Graphic Novels in the Classroom

It was an honour to be invited as keynote speakers at the National Literacy Network Meeting last week. We spoke to over 70 delegates, including representatives from local authorities, librarians and teachers, who had gathered for the day at Stirling University to discuss literacy and how to make reading more accessible. The day was organised by an incredibly dynamic team from Education Scotland, whom we'd like to thank. Our talk was broadcast live on the GLOW network and everyone in attendance received a signed copy of our Louis - Red Letter Day graphic novel.

So we started the day with a 40 minute talk: Comics in the Classroom. We discussed graphic novels, our own Louis books and the creative process, our author visits to schools and libraries and experiences with different age groups. It was great to have this opportunity to spread the word about comics and graphic novels and to encourage their use in education.

During the break we had the pleasure of discussing ideas further with several interested attendees, and it was remarked that some 10 years ago, we wouldn't even have dreamt of comics being on the education agenda. But in recent years things have really changed, and more and more educators are recognising that comics are a great way to get the attention of the younger generations.

Indeed, as our culture has become increasingly visual, it is perhaps understandable that graphic novels have gained more attention. And recent years have seen a proliferation of comics, graphic novels and manga, with the boundaries of the medium being pushed ever further. Now there is a wide variety of work in different genres for young adults, adults and children. Graphic novel adaptations of plays, novels and novellas are increasingly being used in the classroom context.

Our comic adaptation of Edwin Morgan's poem The First Men on Mercury, commissioned by ASLS, is widely used around the world in a variety of educational contexts. (A pdf version of the comic, and some teacher's notes, can be downloaded free here.)

Comics are a great way to encourage children and young people to read - while some might see reading as a chore, they won't think twice about reading a comic. And it's not only because they don't have as many words: they are a truly dynamic, versatile, and exciting medium which stimulates the mind. The interaction of words and pictures in rhythmic sequences takes reading to another level.

Whatever their age, children love to make their own comics, something we see first hand, without exception, every time we do workshops in schools.

Comics are great too for reluctant readers: we've been told by teachers that some pupils have written more during our workshops in the classroom, making their own comic, than in the entire year! They begin to overcome a barrier.

But of course comics aren't just for kids and reluctant readers, and since our beginnings we have been striving to help erode preconceptions. Comics are an art form in their own right and can be as worthy as any piece of literature or work of art. 

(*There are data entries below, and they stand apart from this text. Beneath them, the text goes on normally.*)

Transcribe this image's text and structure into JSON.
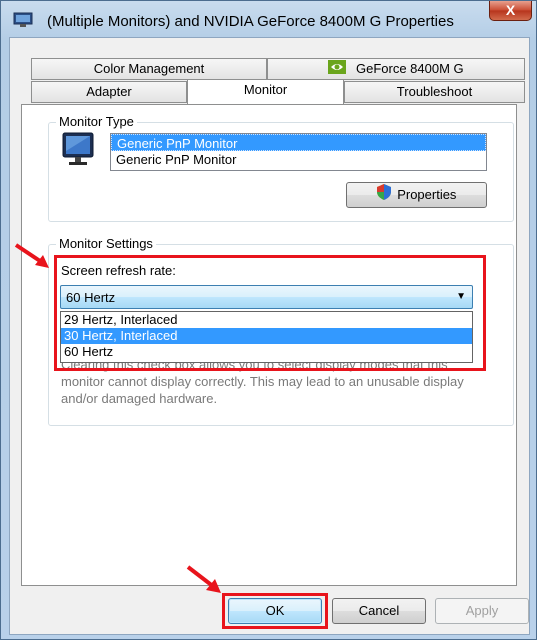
{
  "window": {
    "title": "(Multiple Monitors) and NVIDIA GeForce 8400M G  Properties",
    "close_label": "X"
  },
  "tabs": {
    "row1": [
      {
        "label": "Color Management"
      },
      {
        "label": "GeForce 8400M G",
        "icon": "nvidia-icon"
      }
    ],
    "row2": [
      {
        "label": "Adapter"
      },
      {
        "label": "Monitor",
        "active": true
      },
      {
        "label": "Troubleshoot"
      }
    ]
  },
  "monitor_type": {
    "group_label": "Monitor Type",
    "icon": "monitor-icon",
    "items": [
      {
        "label": "Generic PnP Monitor",
        "selected": true
      },
      {
        "label": "Generic PnP Monitor",
        "selected": false
      }
    ],
    "properties_button": "Properties",
    "properties_icon": "shield-icon"
  },
  "monitor_settings": {
    "group_label": "Monitor Settings",
    "refresh_label": "Screen refresh rate:",
    "refresh_value": "60 Hertz",
    "options": [
      {
        "label": "29 Hertz, Interlaced",
        "selected": false
      },
      {
        "label": "30 Hertz, Interlaced",
        "selected": true
      },
      {
        "label": "60 Hertz",
        "selected": false
      }
    ],
    "warning_line1": "Clearing this check box allows you to select display modes that this",
    "warning_line2": "monitor cannot display correctly. This may lead to an unusable display",
    "warning_line3": "and/or damaged hardware."
  },
  "buttons": {
    "ok": "OK",
    "cancel": "Cancel",
    "apply": "Apply"
  },
  "colors": {
    "highlight": "#e8141c",
    "selection": "#3399ff"
  }
}
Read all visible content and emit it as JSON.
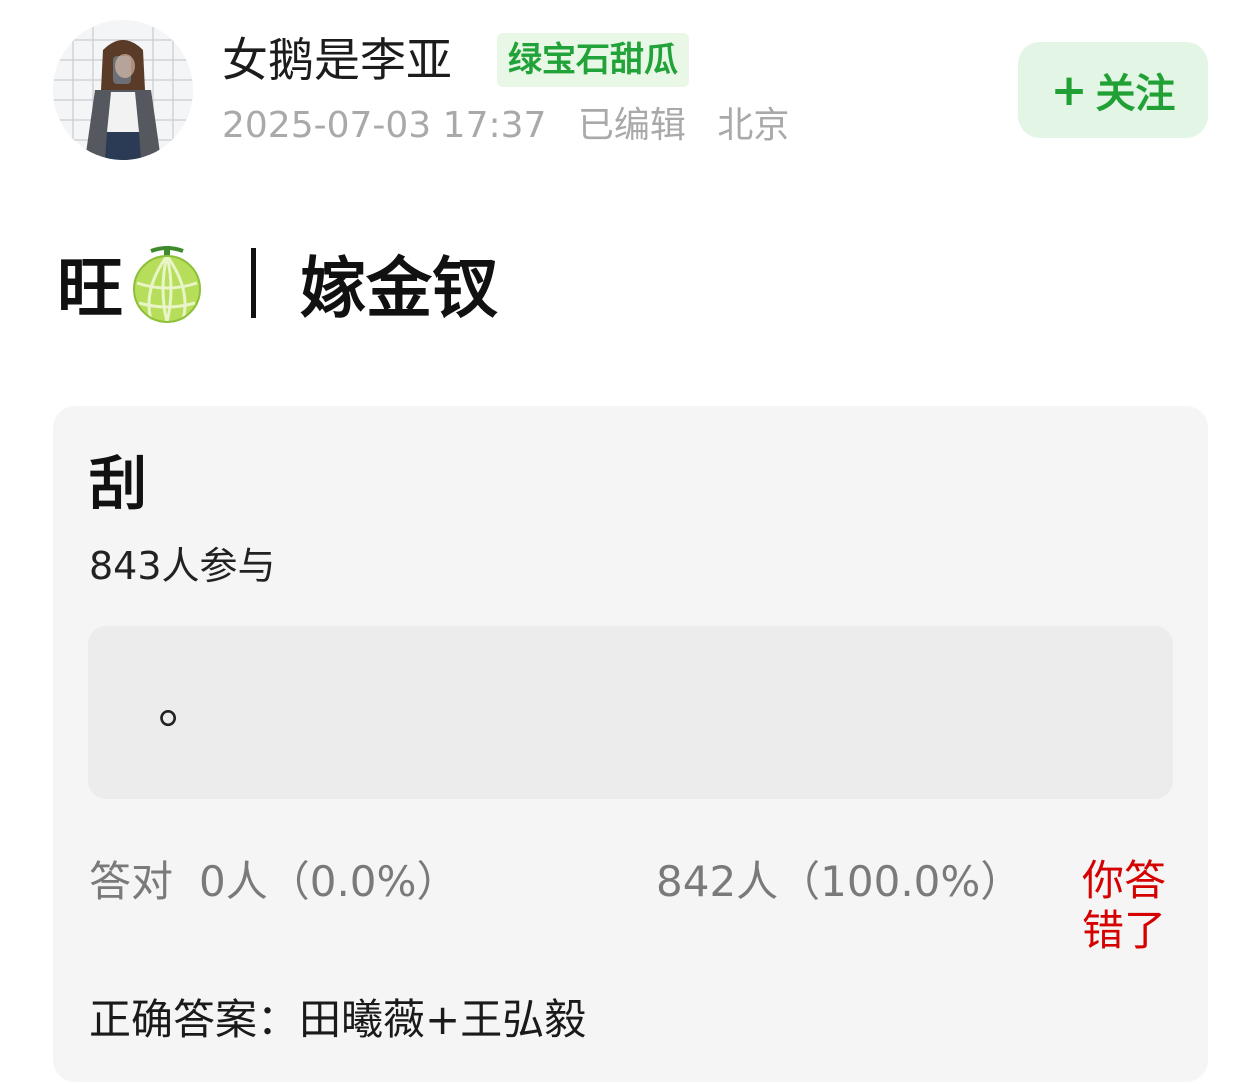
{
  "user": {
    "name": "女鹅是李亚",
    "badge": "绿宝石甜瓜",
    "timestamp": "2025-07-03 17:37",
    "edited": "已编辑",
    "location": "北京"
  },
  "follow": {
    "plus": "+",
    "label": "关注"
  },
  "post": {
    "title_prefix": "旺",
    "title_icon": "melon-emoji-icon",
    "title_suffix": "嫁金钗"
  },
  "quiz": {
    "question": "刮",
    "participants": "843人参与",
    "option_text": "。",
    "correct_label": "答对",
    "correct_value": "0人（0.0%）",
    "other_value": "842人（100.0%）",
    "result": "你答错了",
    "answer": "正确答案：田曦薇+王弘毅"
  },
  "colors": {
    "accent_green": "#21a135",
    "badge_bg": "#e9f7e6",
    "follow_bg": "#e3f6e5",
    "error_red": "#d50000",
    "card_bg": "#f5f5f5"
  }
}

On this level, graphic novels can be used in further education, as a way to explore ideas and concepts such as aesthetics, design and philosophy. We had the pleasure recently of talking at the Advanced Higher Creative Writing Conference in Edinburgh to a group of really bright, sparkly and interested pupils, and also visited Glasgow School of Art to discuss comics and graphic novels with a group of interested students from a variety of educational backgrounds across the arts.

Wednesday, 7 November 2012

Illustrations for ipad Game for Kelvingrove Museum

We've just completed artwork for an ipad game for Kelvingrove Art Gallery and Museum.
The Ancient Egypt themed game, Book of the Dead: Afterlife, is currently on display at the museum as part of the Pharaoh: King of Egypt touring exhibition from the British Museum, as well as in the permanent exhibition on Ancient Egypt. Here are a couple of images from the game:

Main screen of the game

One of the pop-up screen elements

Working on this game was amazing, and working with Kelvingrove Museum was fantastic! Ancient Egypt is a fascinating subject so it was difficult not to get excited by the theme of the game. We were really inspired visiting the permanent exhibition.

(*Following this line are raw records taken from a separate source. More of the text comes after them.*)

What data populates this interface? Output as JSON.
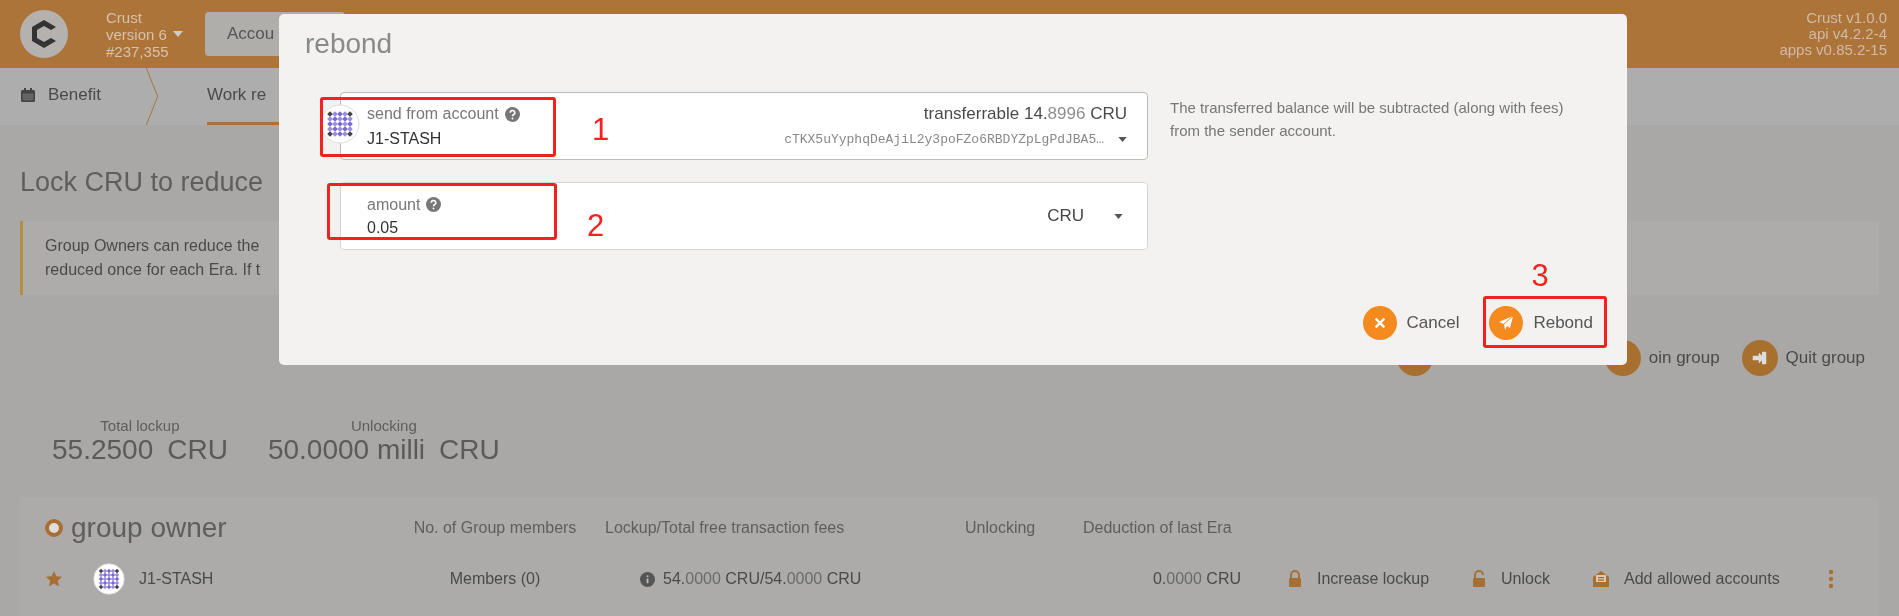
{
  "header": {
    "chain": "Crust",
    "version": "version 6",
    "block": "#237,355",
    "tabs": [
      {
        "label": "Accou"
      }
    ],
    "versions": [
      "Crust v1.0.0",
      "api v4.2.2-4",
      "apps v0.85.2-15"
    ]
  },
  "nav": [
    {
      "label": "Benefit",
      "selected": false,
      "kind": "calendar"
    },
    {
      "label": "Work re",
      "selected": true,
      "kind": "plain"
    }
  ],
  "page": {
    "heading": "Lock CRU to reduce ",
    "notice": [
      "Group Owners can reduce the",
      "reduced once for each Era. If t"
    ],
    "actions": [
      {
        "label": "oin group",
        "kind": "join"
      },
      {
        "label": "Quit group",
        "kind": "quit"
      }
    ]
  },
  "summary": [
    {
      "label": "Total lockup",
      "value": "55.2500",
      "unit": "CRU"
    },
    {
      "label": "Unlocking",
      "value": "50.0000 milli",
      "unit": "CRU"
    }
  ],
  "group": {
    "title": "group owner",
    "columns": [
      "No. of Group members",
      "Lockup/Total free transaction fees",
      "Unlocking",
      "Deduction of last Era"
    ],
    "rows": [
      {
        "name": "J1-STASH",
        "members": "Members (0)",
        "lockup": [
          {
            "text": "54.",
            "kind": "major"
          },
          {
            "text": "0000",
            "kind": "minor"
          },
          {
            "text": " CRU/54.",
            "kind": "major"
          },
          {
            "text": "0000",
            "kind": "minor"
          },
          {
            "text": " CRU",
            "kind": "major"
          }
        ],
        "deduction": [
          {
            "text": "0.",
            "kind": "major"
          },
          {
            "text": "0000",
            "kind": "minor"
          },
          {
            "text": " CRU",
            "kind": "major"
          }
        ],
        "actions": [
          {
            "label": "Increase lockup",
            "kind": "lock"
          },
          {
            "label": "Unlock",
            "kind": "unlock"
          },
          {
            "label": "Add allowed accounts",
            "kind": "mail"
          }
        ]
      }
    ]
  },
  "modal": {
    "title": "rebond",
    "account": {
      "label": "send from account",
      "name": "J1-STASH",
      "balance": [
        {
          "text": "transferrable 14.",
          "kind": "major"
        },
        {
          "text": "8996",
          "kind": "minor"
        },
        {
          "text": " CRU",
          "kind": "major"
        }
      ],
      "address": "cTKX5uYyphqDeAjiL2y3poFZo6RBDYZpLgPdJBA5…"
    },
    "amount": {
      "label": "amount",
      "value": "0.05",
      "unit": "CRU"
    },
    "help": "The transferred balance will be subtracted (along with fees) from the sender account.",
    "buttons": [
      {
        "label": "Cancel",
        "kind": "cancel"
      },
      {
        "label": "Rebond",
        "kind": "submit"
      }
    ]
  },
  "annotations": [
    {
      "number": "1"
    },
    {
      "number": "2"
    },
    {
      "number": "3"
    }
  ]
}
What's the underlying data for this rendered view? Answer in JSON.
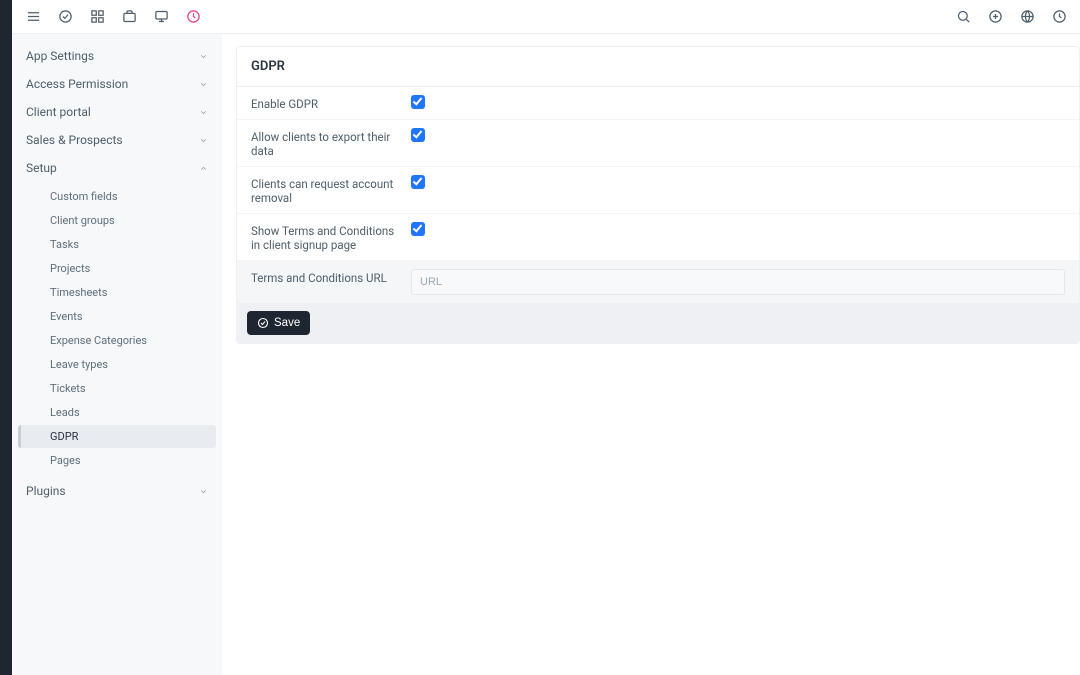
{
  "topbar": {
    "left_icons": [
      "menu-icon",
      "check-circle-icon",
      "grid-icon",
      "briefcase-icon",
      "monitor-icon",
      "clock-accent-icon"
    ],
    "right_icons": [
      "search-icon",
      "plus-circle-icon",
      "globe-icon",
      "clock-icon"
    ]
  },
  "sidebar": {
    "sections": [
      {
        "label": "App Settings",
        "expanded": false
      },
      {
        "label": "Access Permission",
        "expanded": false
      },
      {
        "label": "Client portal",
        "expanded": false
      },
      {
        "label": "Sales & Prospects",
        "expanded": false
      },
      {
        "label": "Setup",
        "expanded": true,
        "items": [
          {
            "label": "Custom fields"
          },
          {
            "label": "Client groups"
          },
          {
            "label": "Tasks"
          },
          {
            "label": "Projects"
          },
          {
            "label": "Timesheets"
          },
          {
            "label": "Events"
          },
          {
            "label": "Expense Categories"
          },
          {
            "label": "Leave types"
          },
          {
            "label": "Tickets"
          },
          {
            "label": "Leads"
          },
          {
            "label": "GDPR",
            "active": true
          },
          {
            "label": "Pages"
          }
        ]
      },
      {
        "label": "Plugins",
        "expanded": false
      }
    ]
  },
  "page": {
    "title": "GDPR",
    "rows": {
      "enable_gdpr": {
        "label": "Enable GDPR",
        "checked": true
      },
      "allow_export": {
        "label": "Allow clients to export their data",
        "checked": true
      },
      "request_removal": {
        "label": "Clients can request account removal",
        "checked": true
      },
      "show_terms": {
        "label": "Show Terms and Conditions in client signup page",
        "checked": true
      },
      "terms_url": {
        "label": "Terms and Conditions URL",
        "placeholder": "URL",
        "value": ""
      }
    },
    "save_label": "Save"
  }
}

It was also the first time we'd worked on an ipad game, and that was very refreshing. For this type of work we had to keep in mind at all time that functionality is key and that design must always serve this purpose, as all the different elements are interactive and work in different combinations. This is something that doesn't normally come into play when creating book or web illustrations, and is completely different from the separate dynamics of sequential art and visual storytelling. It's been great fun, and we'd love to do more of this kind of work!

Here are a couple of roughs we made in the early stages of the project. The mummy had to be removed to be replaced by a sarcophagus as the exhibition is mummy-free. Although we had been looking forward to doing final artwork on the mummy, we really enjoyed doing the intricate coffin too. The mummy will find its way into another drawing at some point, we’re sure!

Unused rough
Final rough

We had the pleasure of attending the launch and preview of the exhibition and of seeing the game in situ for the first time last Friday. And the Pharaoh: King of Egypt exhibiton, which will be on for the next few months, is absolutely brilliant (we were especially impressed by the giant wooden sculpture - but we are not allowed to post a picture of it, so if you are in Glasgow you'll have to go and see it for yourselves!).